The internal DFAT documents show officials knew Borneo Pacific did not hold the required quality standards accreditation to compete in the tender, and were worried when the requirement was simply removed by PNG's Secretary of Health after the tender's deadline.
The same document shows the non-profit IDA group, which does hold the required accreditations, offered to supply its high-quality kits for $8 million less than Borneo Pacific's bid.
An internal DFAT review of the health kits program by the Burnet Institute tells of the IDA drugs supplied by Australian aid being saved for the most desperately ill villagers by doctors and nurses who distrust the locally supplied drugs. The draft Burnet report warns of a ''serious problem'' of ''transparency and accountability'' at national level in drugs supply and procurement.
The distribution scheme, part of Australia's $38 million PNG Health and HIV Procurement Program, has been lauded as a success in its first three years.
But AusAID, before its takeover by DFAT, warned it would walk away if unhappy with the governance surrounding the program's next round.
In Canberra this week, officials from DFAT were trying to enforce an information blackout on the fate of the project.
''Detailed information on the priorities of the aid program - including arrangements for funding the distribution of medical supplies - will be provided by the government in due course,'' a spokeswoman said.

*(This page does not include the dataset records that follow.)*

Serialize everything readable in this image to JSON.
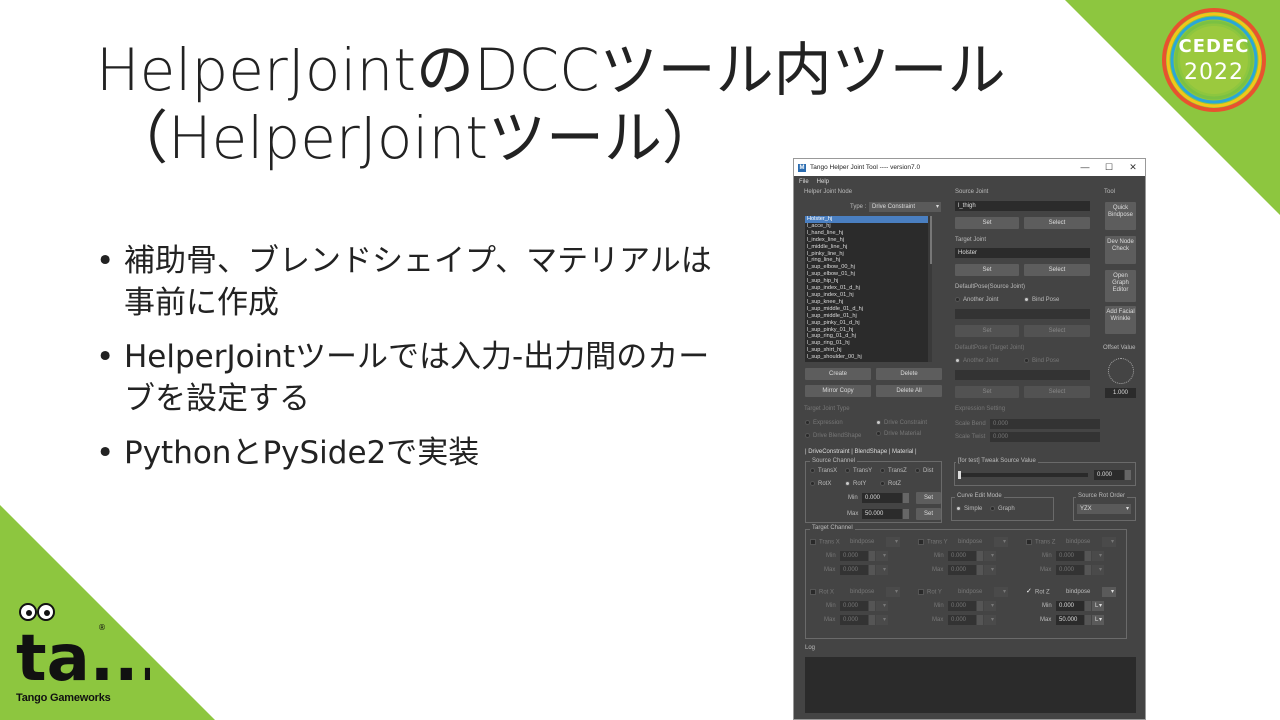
{
  "slide": {
    "title_line1": "HelperJointのDCCツール内ツール",
    "title_line2": "（HelperJointツール）",
    "bullets": [
      "補助骨、ブレンドシェイプ、マテリアルは事前に作成",
      "HelperJointツールでは入力-出力間のカーブを設定する",
      "PythonとPySide2で実装"
    ],
    "accent_color": "#8dc63f",
    "event_logo": {
      "line1": "CEDEC",
      "line2": "2022"
    },
    "company_logo": {
      "mark": "ta...",
      "name": "Tango Gameworks",
      "registered": "®"
    }
  },
  "window": {
    "app_icon": "M",
    "title": "Tango Helper Joint Tool ---- version7.0",
    "controls": {
      "minimize": "—",
      "maximize": "☐",
      "close": "✕"
    },
    "menu": [
      "File",
      "Help"
    ],
    "helper_joint_node": {
      "heading": "Helper Joint Node",
      "type_label": "Type :",
      "type_value": "Drive Constraint",
      "nodes": [
        "Holster_hj",
        "l_acce_hj",
        "l_hand_line_hj",
        "l_index_line_hj",
        "l_middle_line_hj",
        "l_pinky_line_hj",
        "l_ring_line_hj",
        "l_sup_elbow_00_hj",
        "l_sup_elbow_01_hj",
        "l_sup_hip_hj",
        "l_sup_index_01_d_hj",
        "l_sup_index_01_hj",
        "l_sup_knee_hj",
        "l_sup_middle_01_d_hj",
        "l_sup_middle_01_hj",
        "l_sup_pinky_01_d_hj",
        "l_sup_pinky_01_hj",
        "l_sup_ring_01_d_hj",
        "l_sup_ring_01_hj",
        "l_sup_shirt_hj",
        "l_sup_shoulder_00_hj"
      ],
      "buttons": {
        "create": "Create",
        "delete": "Delete",
        "mirror_copy": "Mirror Copy",
        "delete_all": "Delete All"
      }
    },
    "source_joint": {
      "heading": "Source Joint",
      "value": "l_thigh",
      "set": "Set",
      "select": "Select"
    },
    "target_joint": {
      "heading": "Target Joint",
      "value": "Holster",
      "set": "Set",
      "select": "Select"
    },
    "default_pose_source": {
      "heading": "DefaultPose(Source Joint)",
      "another": "Another Joint",
      "bind": "Bind Pose",
      "set": "Set",
      "select": "Select"
    },
    "default_pose_target": {
      "heading": "DefaultPose (Target Joint)",
      "another": "Another Joint",
      "bind": "Bind Pose",
      "set": "Set",
      "select": "Select"
    },
    "tool": {
      "heading": "Tool",
      "quick_bindpose": "Quick Bindpose",
      "dev_node_check": "Dev Node Check",
      "open_graph_editor": "Open Graph Editor",
      "add_facial_wrinkle": "Add Facial Wrinkle"
    },
    "offset": {
      "label": "Offset Value",
      "value": "1.000"
    },
    "target_joint_type": {
      "heading": "Target Joint Type",
      "expression": "Expression",
      "drive_constraint": "Drive Constraint",
      "drive_blendshape": "Drive BlendShape",
      "drive_material": "Drive Material"
    },
    "expression_setting": {
      "heading": "Expression Setting",
      "scale_bend": "Scale Bend",
      "scale_bend_value": "0.000",
      "scale_twist": "Scale Twist",
      "scale_twist_value": "0.000"
    },
    "tabs_label": "| DriveConstraint | BlendShape | Material |",
    "source_channel": {
      "heading": "Source Channel",
      "options": [
        "TransX",
        "TransY",
        "TransZ",
        "Dist",
        "RotX",
        "RotY",
        "RotZ"
      ],
      "selected": "RotY",
      "min_label": "Min",
      "min_value": "0.000",
      "max_label": "Max",
      "max_value": "50.000",
      "set": "Set"
    },
    "tweak": {
      "heading": "[for test] Tweak Source Value",
      "value": "0.000",
      "level": 0
    },
    "curve_edit_mode": {
      "heading": "Curve Edit Mode",
      "simple": "Simple",
      "graph": "Graph",
      "selected": "Simple"
    },
    "source_rot_order": {
      "heading": "Source Rot Order",
      "value": "YZX"
    },
    "target_channel": {
      "heading": "Target Channel",
      "channels": [
        {
          "name": "Trans X",
          "mode": "bindpose",
          "min": "0.000",
          "max": "0.000",
          "checked": false
        },
        {
          "name": "Trans Y",
          "mode": "bindpose",
          "min": "0.000",
          "max": "0.000",
          "checked": false
        },
        {
          "name": "Trans Z",
          "mode": "bindpose",
          "min": "0.000",
          "max": "0.000",
          "checked": false
        },
        {
          "name": "Rot X",
          "mode": "bindpose",
          "min": "0.000",
          "max": "0.000",
          "checked": false
        },
        {
          "name": "Rot Y",
          "mode": "bindpose",
          "min": "0.000",
          "max": "0.000",
          "checked": false
        },
        {
          "name": "Rot Z",
          "mode": "bindpose",
          "min": "0.000",
          "max": "50.000",
          "checked": true
        }
      ],
      "min_label": "Min",
      "max_label": "Max",
      "interp": "L"
    },
    "log": {
      "heading": "Log"
    }
  }
}
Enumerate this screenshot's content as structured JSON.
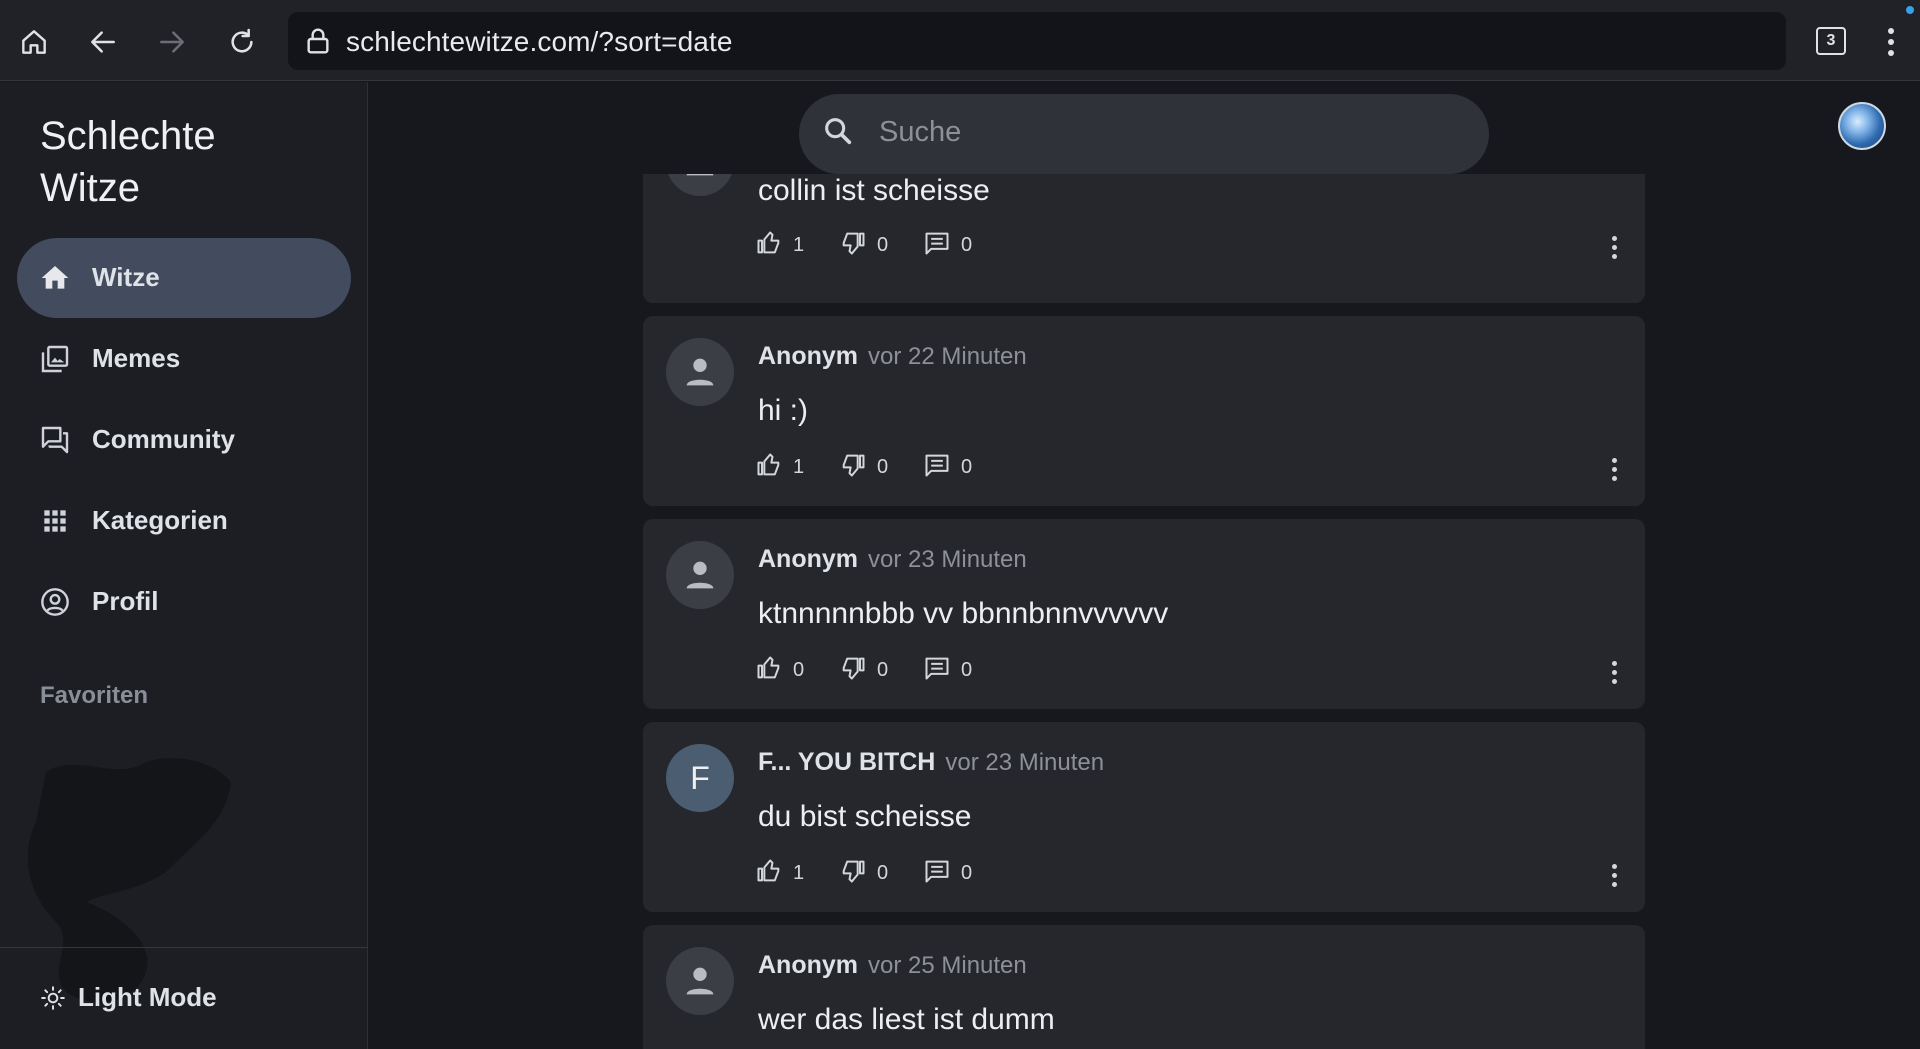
{
  "browser": {
    "url": "schlechtewitze.com/?sort=date",
    "tab_count": "3"
  },
  "sidebar": {
    "brand": "Schlechte Witze",
    "items": [
      {
        "label": "Witze",
        "icon": "home-icon",
        "active": true
      },
      {
        "label": "Memes",
        "icon": "photo-library-icon",
        "active": false
      },
      {
        "label": "Community",
        "icon": "forum-icon",
        "active": false
      },
      {
        "label": "Kategorien",
        "icon": "grid-icon",
        "active": false
      },
      {
        "label": "Profil",
        "icon": "account-circle-icon",
        "active": false
      }
    ],
    "favorites_title": "Favoriten",
    "light_mode_label": "Light Mode"
  },
  "search": {
    "placeholder": "Suche"
  },
  "posts": [
    {
      "author": "",
      "time": "",
      "text": "collin ist scheisse",
      "likes": "1",
      "dislikes": "0",
      "comments": "0"
    },
    {
      "author": "Anonym",
      "time": "vor 22 Minuten",
      "text": "hi :)",
      "likes": "1",
      "dislikes": "0",
      "comments": "0"
    },
    {
      "author": "Anonym",
      "time": "vor 23 Minuten",
      "text": "ktnnnnnbbb vv bbnnbnnvvvvvv",
      "likes": "0",
      "dislikes": "0",
      "comments": "0"
    },
    {
      "author": "F... YOU BITCH",
      "time": "vor 23 Minuten",
      "text": "du bist scheisse",
      "likes": "1",
      "dislikes": "0",
      "comments": "0",
      "avatar_letter": "F"
    },
    {
      "author": "Anonym",
      "time": "vor 25 Minuten",
      "text": "wer das liest ist dumm"
    }
  ],
  "colors": {
    "background": "#16181d",
    "sidebar": "#1c1e24",
    "card": "#25272d",
    "active_nav": "#424c5e",
    "notification": "#3aa0e8"
  }
}
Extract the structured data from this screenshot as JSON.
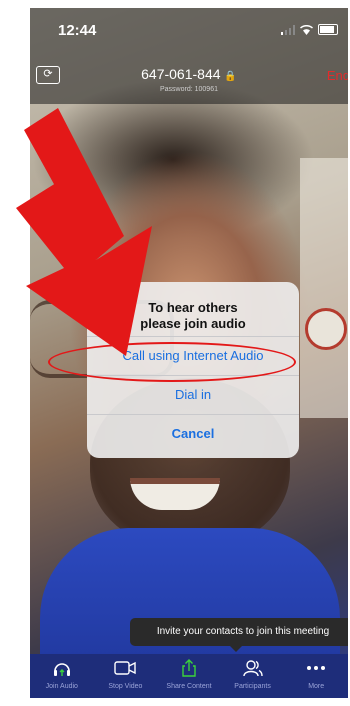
{
  "status_bar": {
    "time": "12:44"
  },
  "meeting": {
    "id": "647-061-844",
    "password": "Password: 100961",
    "end_label": "End"
  },
  "dialog": {
    "title_line1": "To hear others",
    "title_line2": "please join audio",
    "options": [
      "Call using Internet Audio",
      "Dial in",
      "Cancel"
    ]
  },
  "tooltip": "Invite your contacts to join this meeting",
  "toolbar": {
    "items": [
      {
        "label": "Join Audio",
        "icon": "headphones-icon"
      },
      {
        "label": "Stop Video",
        "icon": "video-camera-icon"
      },
      {
        "label": "Share Content",
        "icon": "share-icon"
      },
      {
        "label": "Participants",
        "icon": "participants-icon"
      },
      {
        "label": "More",
        "icon": "more-icon"
      }
    ]
  },
  "colors": {
    "annotation_red": "#e31818",
    "ios_blue": "#1a6fe0",
    "toolbar_bg": "#1e2d7a",
    "end_red": "#e32b2b"
  }
}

But Nakapi Tefuarani, of the Medical Society of PNG, was more blunt about the program's future. ''It seems that this year the process will be corrupt once again,'' Professor Tefuarani said.
He warned of the dangers of Australia's aid agency walking away from the distribution network, and called on PNG Prime Minister Peter O'Neill to reverse the award of the tender.
''We will be left with local wantok distribution companies sending out low-quality and possibly counterfeit medicines to our hospitals and health centres,'' Professor Tefuarani said.
In response to accusations in the PNG Parliament this month that the medical kits deal with Borneo Pacific bypassed by the nation's Central Supply and Tenders Board, Mr O'Neill defended the process.
Local media reported the prime minister as saying the deal had gone through ''a rather rigorous approval process'' in which it was sighted and approved by the pharmaceutical and medical boards, the Department of Health and the National Executive Council.